In der Diskussion kamen deshalb viele wichtige Fragen auf. Ist ‚Transition‘ unpolitisch? Wie geht man mit den akuten Problemen um, z.B. Verdrängung und Gentrifizierung, Rechts-Extremismus in der Ökolandwirtschaft, Saatgut-Monopole, globale Wirtschaftsabhängigkeiten und internationale Interessen-Lobbies…? Muss ‚Transition‘ nicht ein Nischenphänomen bleiben? Was passiert, wenn man wirklich an den Punkt kommt, Machtgefüge in Frage zu stellen und eine lokale Wirtschaft aufzubauen? Wird es da nicht Widerstand geben von denen, deren Interessen wir damit untergraben? Was ist, wenn unsere verschiedenen Visionen eines guten Lebens nicht vereinbar sind? Müssen wir nicht wenigstens einen kleinsten gemeinsamen Nenner haben, um gemeinsam zu handeln? Die Antwort darauf scheint unbefriedigend vage: es gibt in ‚Transition‘ keine Rezepte, keine fertigen Antworten. Nur ein großes und spannendes soziales Experiment.

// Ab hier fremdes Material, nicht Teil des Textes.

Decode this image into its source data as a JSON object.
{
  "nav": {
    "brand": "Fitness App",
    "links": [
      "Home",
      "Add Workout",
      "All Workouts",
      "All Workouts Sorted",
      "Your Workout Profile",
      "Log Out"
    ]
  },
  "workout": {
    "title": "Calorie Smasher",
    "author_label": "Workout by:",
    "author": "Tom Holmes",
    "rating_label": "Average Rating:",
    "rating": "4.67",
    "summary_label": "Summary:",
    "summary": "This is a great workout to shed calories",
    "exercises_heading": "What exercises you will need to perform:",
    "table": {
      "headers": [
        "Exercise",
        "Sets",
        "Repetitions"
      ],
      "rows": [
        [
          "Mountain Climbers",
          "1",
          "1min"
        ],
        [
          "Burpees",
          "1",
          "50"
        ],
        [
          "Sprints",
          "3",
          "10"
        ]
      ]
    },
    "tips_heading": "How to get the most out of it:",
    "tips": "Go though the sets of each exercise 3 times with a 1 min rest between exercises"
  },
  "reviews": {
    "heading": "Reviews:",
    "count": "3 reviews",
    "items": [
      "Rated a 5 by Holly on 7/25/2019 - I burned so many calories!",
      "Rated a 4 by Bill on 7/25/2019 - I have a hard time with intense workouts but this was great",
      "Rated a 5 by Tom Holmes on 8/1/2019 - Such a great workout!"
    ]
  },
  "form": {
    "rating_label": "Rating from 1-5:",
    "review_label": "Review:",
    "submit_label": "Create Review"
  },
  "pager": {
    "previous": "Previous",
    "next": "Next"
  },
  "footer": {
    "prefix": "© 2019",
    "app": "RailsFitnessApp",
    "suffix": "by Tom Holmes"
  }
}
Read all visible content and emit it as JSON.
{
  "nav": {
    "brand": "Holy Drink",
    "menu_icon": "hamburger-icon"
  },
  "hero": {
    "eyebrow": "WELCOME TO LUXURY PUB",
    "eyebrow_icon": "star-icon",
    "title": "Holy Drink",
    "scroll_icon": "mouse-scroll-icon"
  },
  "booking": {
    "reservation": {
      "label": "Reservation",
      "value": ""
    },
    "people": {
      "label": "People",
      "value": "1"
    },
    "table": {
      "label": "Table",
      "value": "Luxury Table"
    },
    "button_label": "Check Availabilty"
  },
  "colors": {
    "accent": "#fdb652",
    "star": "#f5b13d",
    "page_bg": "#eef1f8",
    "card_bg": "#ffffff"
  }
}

Das Transition-Konzept bietet eine Methode, an Probleme heranzugehen (Hand, Herz UND Verstand), und eine Leitidee, um zu entscheiden, welche Ansätze zukunftsfähig sein könnten. Immer wieder müssen wir uns fragen: macht es uns unabhängiger von Öl? macht es uns resilienter als Individuum und als Gemeinschaft? funktioniert es auf Dauer? ist es auch dann noch gut, wenn alle so handeln? macht es uns Spass, es auszuprobieren? Zumindest die letzte Frage konnten wir für den Abend eindeutig mit ‚ja‘ beantworten.